Cain was now fully aware that his writing powers were dwindling, and the resulting depression was not helped by the fact that even Manhunt magazine rejected him, turning down three stories because they were fuzzy in style and confusing. The editor — a Cain admirer — was worried about the author. So was the author. Undaunted, Cain went back to his Civil War novel, which he now called Mignon, that tragically took him three more years to finish. “God deliver me from a period book,” he wrote William Kashland at Knopf. “But I know no way to finish them but to finish them” — and he did. In 1957, he finally sent it off to Knopf, only to receive the most crushing blow of his life: Knopf rejected it, encouraging him to re-write. This took him, believe it or not, another three years.
When Knopf rejected Mignon in 1957, Cain was 66, Florence’s health was declining and his income was starting down again. Then, one bright spot: in the spring of 1959, he read about cholesterol in a Newsweek article. His doctor put him on a no-eggs, no-butter, no-fat diet, and within 48 hours he said he felt like his old self again. But he could still not hide the fact that he was growing old. “My God, he had aged so terribly,” said a friend who had last seen him in California. A Hollywood radio station wrote, requesting an interview for a program it called “Living Legends.” And after a lunch with Marquis Childs, who was writing an introduction to a book about Cain’s old friend and boss on the World, Walter Lippmann (celebrating his seventieth birthday), Childs wrote: “The World was a constellation of men, witty, brilliant, sometimes even searching and profound. Their names, Rollin Kirby, Heywood Broun, Arthur Krock, James M. Cain, Franklin P. Adams, and many others, evoke a time that today seems more distant than the stone age.”

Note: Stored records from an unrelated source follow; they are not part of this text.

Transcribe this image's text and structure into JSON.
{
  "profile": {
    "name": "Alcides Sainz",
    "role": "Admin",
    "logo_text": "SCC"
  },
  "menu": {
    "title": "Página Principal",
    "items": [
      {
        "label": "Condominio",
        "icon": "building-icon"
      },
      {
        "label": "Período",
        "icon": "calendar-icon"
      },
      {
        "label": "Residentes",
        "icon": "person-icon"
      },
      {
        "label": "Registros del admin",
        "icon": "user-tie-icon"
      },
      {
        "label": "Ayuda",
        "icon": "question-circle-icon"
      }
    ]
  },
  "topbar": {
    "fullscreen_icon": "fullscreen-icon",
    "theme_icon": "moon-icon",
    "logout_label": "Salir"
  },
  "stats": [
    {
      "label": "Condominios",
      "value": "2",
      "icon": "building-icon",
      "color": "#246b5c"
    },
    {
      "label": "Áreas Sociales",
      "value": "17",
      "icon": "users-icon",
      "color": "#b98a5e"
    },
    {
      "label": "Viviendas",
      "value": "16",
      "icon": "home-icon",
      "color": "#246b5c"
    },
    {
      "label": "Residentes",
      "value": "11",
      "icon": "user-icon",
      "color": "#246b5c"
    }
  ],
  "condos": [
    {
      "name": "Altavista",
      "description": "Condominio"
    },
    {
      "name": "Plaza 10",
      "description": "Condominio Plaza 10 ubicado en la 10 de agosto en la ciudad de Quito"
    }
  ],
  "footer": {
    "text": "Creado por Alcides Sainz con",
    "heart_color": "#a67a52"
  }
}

Cain did not feel that he was a relic from the stone age or a living legend, but he could not deny that he was bogged down in the Civil War. With his new diet, however, he felt good at the typewriter again, writing Katherine White at the New Yorker that he was “getting more brains” than he had had in a long time. Now the writing went better, and he finished Mignon at the end of 1960. Then, another crushing blow: Knopf turned it down again! But this time Cain would not re-write it. Instead, he instructed his agent to find another publisher, which he did. Richard Baron at Dial bought it and assigned Jim Silberman as the editor. When it was finally scheduled for publication (in 1962), Cain wrote friends that he would soon be in the money, “on sugar hill.”